[Feature Request] Magika Dependency Optional
Would it be possible to make the Magika dependency optional (i.e., pulled in as an extra)? I'm trying to use MarkItDown in the browser via Pyodide and Magika's dependency on ONNX is causing trouble.
My understanding is that Magika is used to determine the stream type, I guess in cases where the application doesn't provide it (or maybe provides incorrect information by accident?). In my case, I'd be happy to trade away that flexibility in exchange for dropping the Magika / ONNX dependency.
I tested with a forked repo where I removed self._magika.identify_stream(file_stream) from _get_stream_info_guesses() and I was able to convert PDFs in the browser.
👍 We're trying to use this in an AWS lambda and the >100MB runtime dependency makes this more challenging than it needs to be. Being able to specify a file type based on extension, mime type, or something lighter weight like file would be nice.

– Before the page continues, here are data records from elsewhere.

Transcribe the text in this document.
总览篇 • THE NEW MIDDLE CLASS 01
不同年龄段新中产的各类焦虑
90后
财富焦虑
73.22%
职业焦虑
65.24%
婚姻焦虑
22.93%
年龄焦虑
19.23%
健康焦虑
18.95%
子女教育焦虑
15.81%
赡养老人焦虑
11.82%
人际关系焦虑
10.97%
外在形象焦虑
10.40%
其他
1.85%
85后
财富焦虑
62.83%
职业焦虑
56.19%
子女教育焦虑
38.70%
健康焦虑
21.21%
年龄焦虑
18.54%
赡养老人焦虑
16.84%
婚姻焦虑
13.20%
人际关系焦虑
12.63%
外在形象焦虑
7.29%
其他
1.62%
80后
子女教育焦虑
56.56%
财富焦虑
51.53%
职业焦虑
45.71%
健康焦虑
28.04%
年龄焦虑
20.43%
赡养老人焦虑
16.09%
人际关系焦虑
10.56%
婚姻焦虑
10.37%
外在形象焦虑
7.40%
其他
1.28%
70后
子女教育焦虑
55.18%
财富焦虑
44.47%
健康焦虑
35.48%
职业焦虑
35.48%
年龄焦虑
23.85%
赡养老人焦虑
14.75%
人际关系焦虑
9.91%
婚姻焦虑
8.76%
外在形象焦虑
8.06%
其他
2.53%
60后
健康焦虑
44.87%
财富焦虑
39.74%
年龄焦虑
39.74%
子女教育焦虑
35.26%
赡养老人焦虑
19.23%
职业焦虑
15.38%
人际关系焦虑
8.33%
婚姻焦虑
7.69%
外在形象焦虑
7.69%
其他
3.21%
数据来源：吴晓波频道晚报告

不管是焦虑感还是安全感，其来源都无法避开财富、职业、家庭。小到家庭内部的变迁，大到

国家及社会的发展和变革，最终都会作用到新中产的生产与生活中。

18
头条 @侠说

I forked the repo and removed the magika dependency, and it seems to work okay
I also think this feature is necessary.
It would be nice to have the ability to slim down this package. Im also trying to use this in a lambda and have resorted to just building an image and deploying to lambda which allows me 10Gb of space. The ability to guess types is useful but seems overkill if you are using this to process known filetypes
It would help to make the file detection dependency optional in order to bring down the size of the pkg. Also, if every file type was offered as an optional install that would help bring down the size. My use case was just to process HTML, and didn't need the entire pkg to do that.
This would be fantastic! We need to support as many hosting environments as possible, and this required dependency makes it difficult.
Hi, I created a fork of markitdown weeks ago, which has removed magika, guys can use https://github.com/Soulter/markitdown as a temporary solution until authors fix this issue.
pip install markitdown-no-magika
# or select some of the following feature:
# pptx = ["python-pptx"]
# docx = ["mammoth", "lxml"]
# xlsx = ["pandas", "openpyxl"]
# xls = ["pandas", "xlrd"]
# pdf = ["pdfminer.six"]
# outlook = ["olefile"]
# audio-transcription = ["pydub", "SpeechRecognition"]
# youtube-transcription = ["youtube-transcript-api"]
# az-doc-intel = ["azure-ai-documentintelligence", "azure-identity"]
#
# example:
# pip install markitdown-no-magika[pptx, docx, xlsx, pdf]
Plus one on this, can't use it in an AWS lambda, 140mb for Magika is ridiculous
FYI for anyone interested (ie @typefox09 ) the no markitdown-no-magika repo @Soulter made does work on lambda, at least in a POC test I did for a future project. However I suspect a slightly clearner PR would be better to make it work with the main repo.
Small reminder, to import using that package, it would be: from markitdown_no_magika import MarkItDown
User of Digital Ocean Functions here which require a zipped environment to be max 48 MB.
magika comes both with a large (~30 MB if I recall correctly) binary blob for its model and it's also pulling in https://pypi.org/project/onnxruntime/ which itself is another heavy dependency.
To remove these 2 dependencies, I run this post-processing after pyp install markitdown:
pip install markitdown
pip uninstall -y magika onnxruntime
and then replacing magika with a shim:
cp magika.py virtualenv/lib/python3.11/site-packages/
Here's the magika.py shim file:
"""Magika shim which always fails stream identification"""
class Magika:
def __init__(self, *args, **kwargs):
pass
def identify_stream(self, stream):
return MagikaResult()
class MagikaResult:
def __init__(self):
self.status = "failed"
__version__ = "0.6.1"
__all__ = ['Magika']
Now you will always need to explicitly pass either file_extension=".html" (deprecated according to the docs) or stream_info=StreamInfo(mimetype="application/html") to .convert() to prevent the converter detection from failing.
The entire zipped environment is now only ~20 MB and the Digital Ocean Function executes as expected. (I also removed click and a few other dependencies that seem unnecessary for my use case)
I found above approach better than forking the markitdown repo as other users did.